Les nocicepteurs, récepteurs de la douleur, se trouvant dans les tissus, à la périphérie, transmettent le stimulus de la douleur par les voies de la douleur jusqu’au cortex cérébral. Une fois dans le cortex, la douleur sera perçue par l’individu.
Dans le processus de la douleur, divers systèmes de signalisation rentrent en jeu, dont la voie NMDA (acide N-méthyl-D-aspartique). Elle conduit l’information douloureuse et son augmentation dans le cerveau peut s’accroître au cours du temps (douleur intense, stress chronique). Plus cette voie augmente, plus l’information est douloureuse.
L’enchaînement des mécanismes physiologiques excite en quelque sorte la zone corticale en contribuant à l’augmentation de la douleur.
Comment agir ?
Il est impossible de faire une dichotomie cerveau-corps dans le processus de la douleur. Il s’agit d’une spirale dans laquelle l’un agit sur l’autre.
Ces douleurs seront influencées certes par les hormones, mais aussi par l’anxiété, par son rapport à la douleur, son vécu et son terrain. elles surviendront également dans des circonstances particulières. De fait, la prise en charge doit être globale.
- Action sur le mécanisme physiologique
Des traitements particuliers peuvent être conseillés, tous les antiépileptiques ou certains antidépresseurs, agissant spécifiquement sur les nerfs. D'autres traitements réduisent aussi la mémorisation de la douleur en jouant sur la voie NMDA. Les AINS ne se justifient que pendant la période des règles.
- Agir sur l’immobilité tissulaire
Des médecines alternatives peuvent constituer une aide pour les patientes aussi bien sur le plan physique que psychologique. Par exemple, la fasciathérapie va relancer la dynamique, favoriser la circulation sanguine et diminuer les tensions au niveau des ligaments. Elle permet de redonner mobilité aux tissus « bloqués » par des manipulations adaptées.

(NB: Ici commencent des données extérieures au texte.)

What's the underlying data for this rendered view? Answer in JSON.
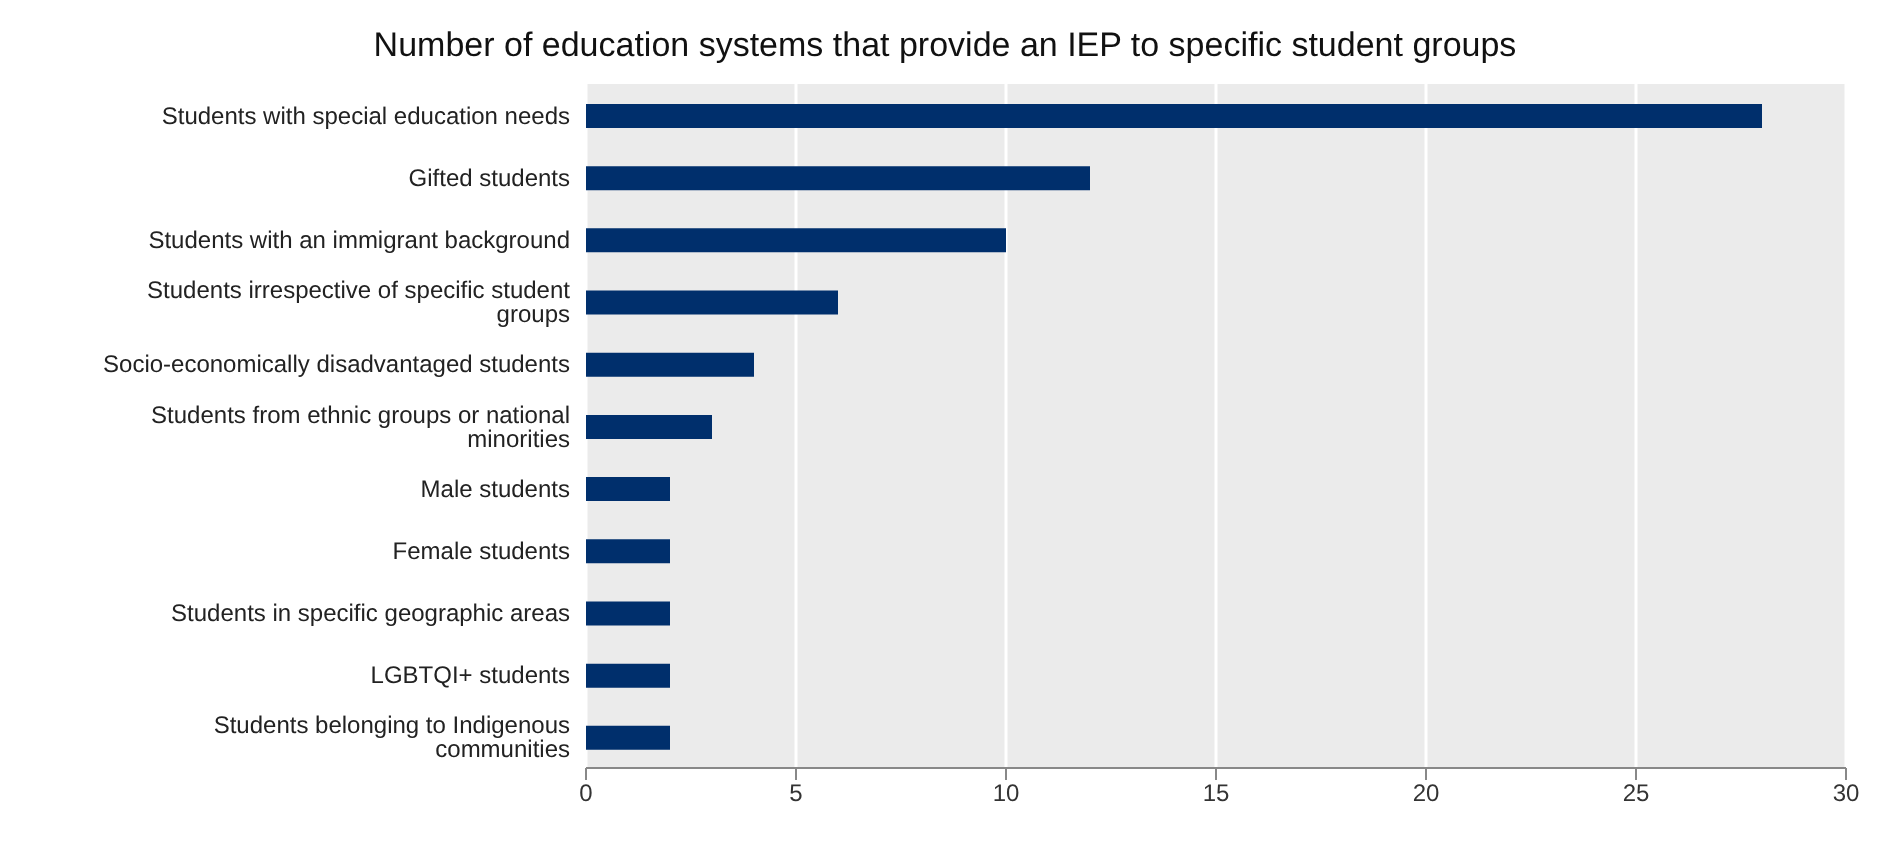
{
  "chart_data": {
    "type": "bar",
    "orientation": "horizontal",
    "title": "Number of education systems that provide an IEP to specific student groups",
    "categories": [
      "Students with special education needs",
      "Gifted students",
      "Students with an immigrant background",
      "Students irrespective of specific student groups",
      "Socio-economically disadvantaged students",
      "Students from ethnic groups or national minorities",
      "Male students",
      "Female students",
      "Students in specific geographic areas",
      "LGBTQI+ students",
      "Students belonging to Indigenous communities"
    ],
    "values": [
      28,
      12,
      10,
      6,
      4,
      3,
      2,
      2,
      2,
      2,
      2
    ],
    "color": "#002f6c",
    "xlim": [
      0,
      30
    ],
    "xticks": [
      0,
      5,
      10,
      15,
      20,
      25,
      30
    ],
    "grid": "x"
  }
}
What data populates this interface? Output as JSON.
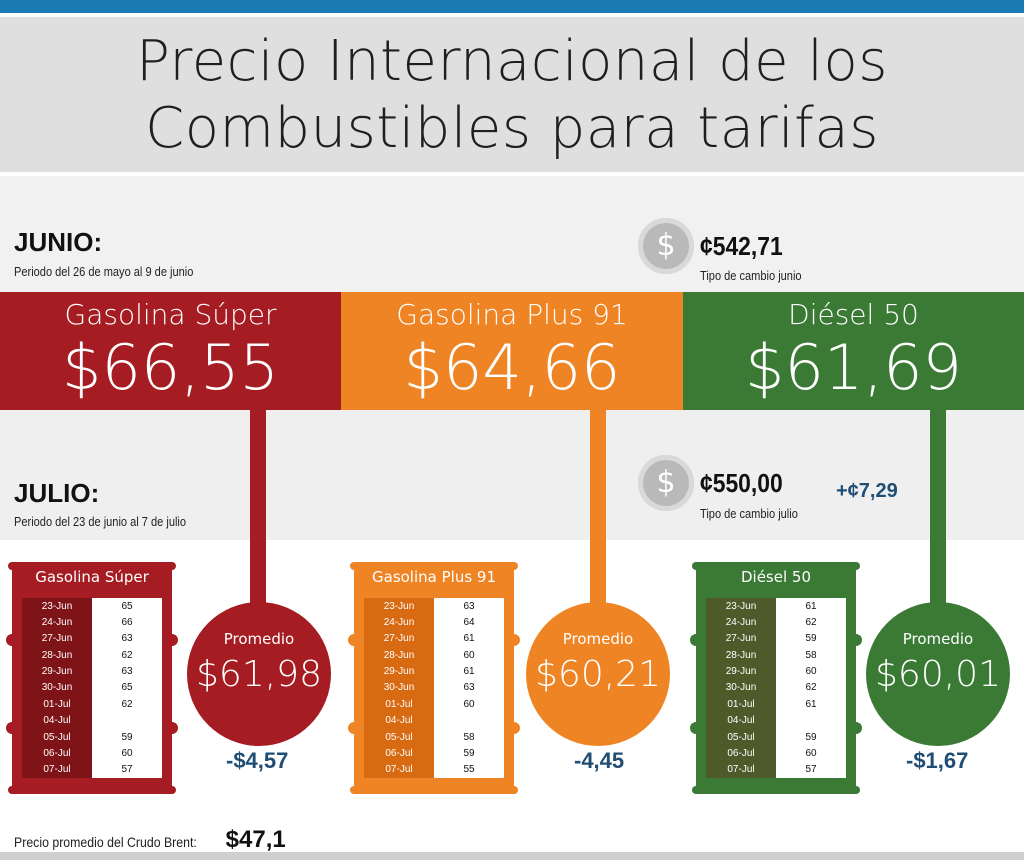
{
  "title": {
    "line1": "Precio Internacional de los",
    "line2": "Combustibles para tarifas"
  },
  "junio": {
    "heading": "JUNIO:",
    "period": "Periodo del 26 de mayo al 9 de junio",
    "exchange_rate": "¢542,71",
    "exchange_label": "Tipo de cambio junio",
    "prices": [
      {
        "name": "Gasolina Súper",
        "value": "$66,55"
      },
      {
        "name": "Gasolina Plus 91",
        "value": "$64,66"
      },
      {
        "name": "Diésel 50",
        "value": "$61,69"
      }
    ]
  },
  "julio": {
    "heading": "JULIO:",
    "period": "Periodo del 23 de junio al 7 de julio",
    "exchange_rate": "¢550,00",
    "exchange_label": "Tipo de cambio julio",
    "exchange_change": "+¢7,29"
  },
  "barrels": [
    {
      "name": "Gasolina Súper",
      "rows": [
        {
          "date": "23-Jun",
          "value": "65"
        },
        {
          "date": "24-Jun",
          "value": "66"
        },
        {
          "date": "27-Jun",
          "value": "63"
        },
        {
          "date": "28-Jun",
          "value": "62"
        },
        {
          "date": "29-Jun",
          "value": "63"
        },
        {
          "date": "30-Jun",
          "value": "65"
        },
        {
          "date": "01-Jul",
          "value": "62"
        },
        {
          "date": "04-Jul",
          "value": ""
        },
        {
          "date": "05-Jul",
          "value": "59"
        },
        {
          "date": "06-Jul",
          "value": "60"
        },
        {
          "date": "07-Jul",
          "value": "57"
        }
      ],
      "average_label": "Promedio",
      "average": "$61,98",
      "difference": "-$4,57"
    },
    {
      "name": "Gasolina Plus 91",
      "rows": [
        {
          "date": "23-Jun",
          "value": "63"
        },
        {
          "date": "24-Jun",
          "value": "64"
        },
        {
          "date": "27-Jun",
          "value": "61"
        },
        {
          "date": "28-Jun",
          "value": "60"
        },
        {
          "date": "29-Jun",
          "value": "61"
        },
        {
          "date": "30-Jun",
          "value": "63"
        },
        {
          "date": "01-Jul",
          "value": "60"
        },
        {
          "date": "04-Jul",
          "value": ""
        },
        {
          "date": "05-Jul",
          "value": "58"
        },
        {
          "date": "06-Jul",
          "value": "59"
        },
        {
          "date": "07-Jul",
          "value": "55"
        }
      ],
      "average_label": "Promedio",
      "average": "$60,21",
      "difference": "-4,45"
    },
    {
      "name": "Diésel 50",
      "rows": [
        {
          "date": "23-Jun",
          "value": "61"
        },
        {
          "date": "24-Jun",
          "value": "62"
        },
        {
          "date": "27-Jun",
          "value": "59"
        },
        {
          "date": "28-Jun",
          "value": "58"
        },
        {
          "date": "29-Jun",
          "value": "60"
        },
        {
          "date": "30-Jun",
          "value": "62"
        },
        {
          "date": "01-Jul",
          "value": "61"
        },
        {
          "date": "04-Jul",
          "value": ""
        },
        {
          "date": "05-Jul",
          "value": "59"
        },
        {
          "date": "06-Jul",
          "value": "60"
        },
        {
          "date": "07-Jul",
          "value": "57"
        }
      ],
      "average_label": "Promedio",
      "average": "$60,01",
      "difference": "-$1,67"
    }
  ],
  "brent": {
    "label": "Precio promedio del Crudo Brent:",
    "value": "$47,1"
  },
  "icons": {
    "coin": "$"
  },
  "colors": {
    "super": "#a51c22",
    "super_dark": "#7f1418",
    "plus": "#ef8424",
    "plus_dark": "#d86a12",
    "diesel": "#3a7a35",
    "diesel_dark": "#4f5a2b",
    "accent_blue": "#1c7ab3",
    "delta_text": "#1f4d73"
  }
}
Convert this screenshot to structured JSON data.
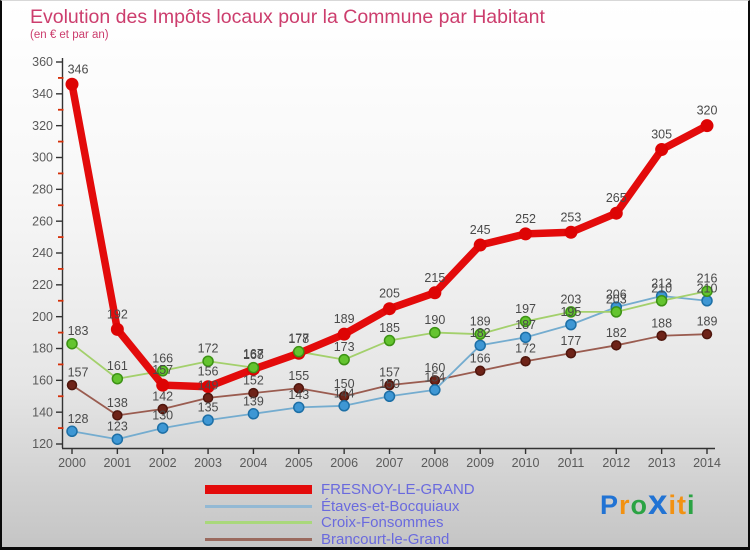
{
  "title": "Evolution des Impôts locaux pour la Commune par Habitant",
  "subtitle": "(en € et par an)",
  "colors": {
    "title_text": "#cc3d6d",
    "legend_text": "#6a6ade",
    "axis": "#333333",
    "minor_tick": "#d52f08",
    "data_label": "#4a4a4a",
    "background_top": "#ffffff",
    "background_bottom": "#c5c5c5"
  },
  "chart_data": {
    "type": "line",
    "title": "Evolution des Impôts locaux pour la Commune par Habitant",
    "subtitle": "(en € et par an)",
    "xlabel": "",
    "ylabel": "",
    "x": [
      2000,
      2001,
      2002,
      2003,
      2004,
      2005,
      2006,
      2007,
      2008,
      2009,
      2010,
      2011,
      2012,
      2013,
      2014
    ],
    "ylim": [
      120,
      360
    ],
    "ytick_major_step": 20,
    "ytick_minor_step": 10,
    "grid": false,
    "legend_position": "bottom-left",
    "point_labels_shown": true,
    "series": [
      {
        "name": "FRESNOY-LE-GRAND",
        "values": [
          346,
          192,
          157,
          156,
          167,
          177,
          189,
          205,
          215,
          245,
          252,
          253,
          265,
          305,
          320
        ],
        "line_color": "#e30b0b",
        "dot_color": "#dd0404",
        "dot_stroke": "#c50303",
        "legend_color": "#e30b0b",
        "line_width": 7.5,
        "dot_radius": 6.5,
        "thick": true
      },
      {
        "name": "Étaves-et-Bocquiaux",
        "values": [
          128,
          123,
          130,
          135,
          139,
          143,
          144,
          150,
          154,
          182,
          187,
          195,
          206,
          213,
          210
        ],
        "line_color": "#74accf",
        "dot_color": "#3e97d4",
        "dot_stroke": "#1d6fa6",
        "legend_color": "#93b9d4",
        "line_width": 1.8,
        "dot_radius": 5,
        "thick": false
      },
      {
        "name": "Croix-Fonsommes",
        "values": [
          183,
          161,
          166,
          172,
          168,
          178,
          173,
          185,
          190,
          189,
          197,
          203,
          203,
          210,
          216
        ],
        "line_color": "#a3d06c",
        "dot_color": "#64c42f",
        "dot_stroke": "#3c9214",
        "legend_color": "#a9d87b",
        "line_width": 1.8,
        "dot_radius": 5,
        "thick": false
      },
      {
        "name": "Brancourt-le-Grand",
        "values": [
          157,
          138,
          142,
          149,
          152,
          155,
          150,
          157,
          160,
          166,
          172,
          177,
          182,
          188,
          189
        ],
        "line_color": "#9a5c50",
        "dot_color": "#6e2318",
        "dot_stroke": "#4e160d",
        "legend_color": "#9a6a5e",
        "line_width": 1.8,
        "dot_radius": 4.5,
        "thick": false
      }
    ]
  },
  "logo": {
    "name": "Proxiti",
    "letters": [
      {
        "ch": "P",
        "color": "#2173d4",
        "big": false
      },
      {
        "ch": "r",
        "color": "#f29111",
        "big": false
      },
      {
        "ch": "o",
        "color": "#2ba344",
        "big": false
      },
      {
        "ch": "x",
        "color": "#2173d4",
        "big": true
      },
      {
        "ch": "i",
        "color": "#f29111",
        "big": false
      },
      {
        "ch": "t",
        "color": "#f29111",
        "big": false
      },
      {
        "ch": "i",
        "color": "#2ba344",
        "big": false
      }
    ]
  }
}
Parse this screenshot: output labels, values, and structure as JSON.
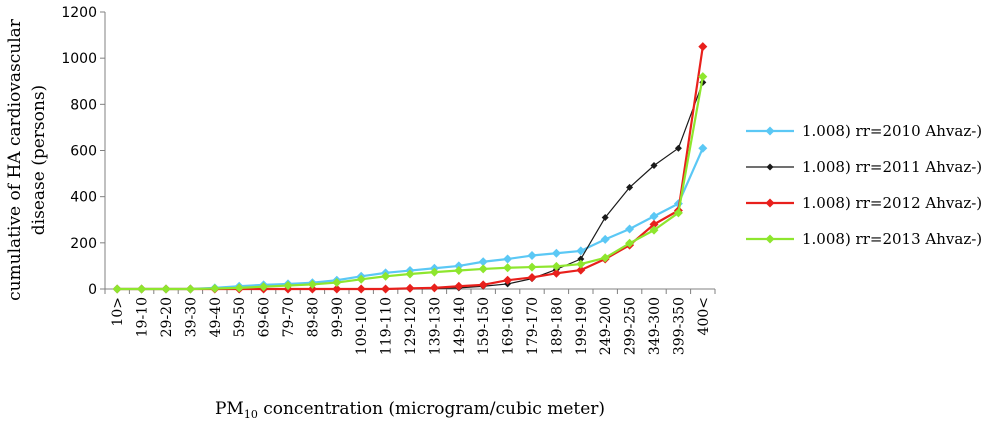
{
  "chart_data": {
    "type": "line",
    "title": "",
    "xlabel": {
      "main": "PM",
      "sub": "10",
      "rest": " concentration (microgram/cubic meter)"
    },
    "ylabel": {
      "line1": "cumulative of HA cardiovascular",
      "line2": "disease (persons)"
    },
    "ylim": [
      0,
      1200
    ],
    "yticks": [
      "0",
      "200",
      "400",
      "600",
      "800",
      "1000",
      "1200"
    ],
    "grid": false,
    "legend_position": "right",
    "categories": [
      "10>",
      "19-10",
      "29-20",
      "39-30",
      "49-40",
      "59-50",
      "69-60",
      "79-70",
      "89-80",
      "99-90",
      "109-100",
      "119-110",
      "129-120",
      "139-130",
      "149-140",
      "159-150",
      "169-160",
      "179-170",
      "189-180",
      "199-190",
      "249-200",
      "299-250",
      "349-300",
      "399-350",
      "400<"
    ],
    "series": [
      {
        "name": "1.008) rr=2010 Ahvaz-)",
        "color": "#5bc8f5",
        "marker": "diamond",
        "values": [
          0,
          0,
          0,
          0,
          5,
          12,
          18,
          22,
          27,
          38,
          55,
          70,
          80,
          90,
          100,
          118,
          130,
          145,
          155,
          165,
          215,
          260,
          315,
          370,
          610
        ]
      },
      {
        "name": "1.008) rr=2011 Ahvaz-)",
        "color": "#1a1a1a",
        "marker": "diamond",
        "values": [
          0,
          0,
          0,
          0,
          0,
          0,
          0,
          0,
          0,
          0,
          0,
          0,
          0,
          2,
          5,
          12,
          22,
          45,
          85,
          130,
          310,
          440,
          535,
          610,
          895
        ]
      },
      {
        "name": "1.008) rr=2012 Ahvaz-)",
        "color": "#e8201c",
        "marker": "diamond",
        "values": [
          0,
          0,
          0,
          0,
          0,
          0,
          0,
          0,
          0,
          0,
          0,
          0,
          3,
          5,
          12,
          18,
          38,
          50,
          68,
          82,
          130,
          190,
          280,
          340,
          1050
        ]
      },
      {
        "name": "1.008) rr=2013 Ahvaz-)",
        "color": "#8ee62e",
        "marker": "diamond",
        "values": [
          0,
          0,
          0,
          0,
          2,
          5,
          10,
          15,
          20,
          28,
          42,
          55,
          65,
          73,
          80,
          87,
          92,
          95,
          98,
          108,
          135,
          198,
          255,
          330,
          920
        ]
      }
    ]
  }
}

Les patientes peuvent recourir à l’acupuncture, à la mésothérapie. Si ces approches sont différentes, néanmoins, l’impact de l’aiguille agira sur le cerveau qui sécrétera des endorphines, permettant de soulager la douleur. D’autres thérapies complémentaires sont bénéfiques telles que l’ostéopathie, la kinésithérapie, le yoga, etc. Quoi qu’il en soit, une pratique sportive douce quotidienne est vivement recommandée.
- Action sur le cortex
le cerveau s'emballant, des techniques peuvent apprendre à réduire, voire le reformater pour mieux se défendre : hypnose, psychothérapie, méditation... De façon incroyable, ces approches augmentent l'activité de certaines zones cérébrales qui elles-mêmes se projettent par l'intermédiaire de neurones et réduisent l'hyperactivité de la zone de la douleur.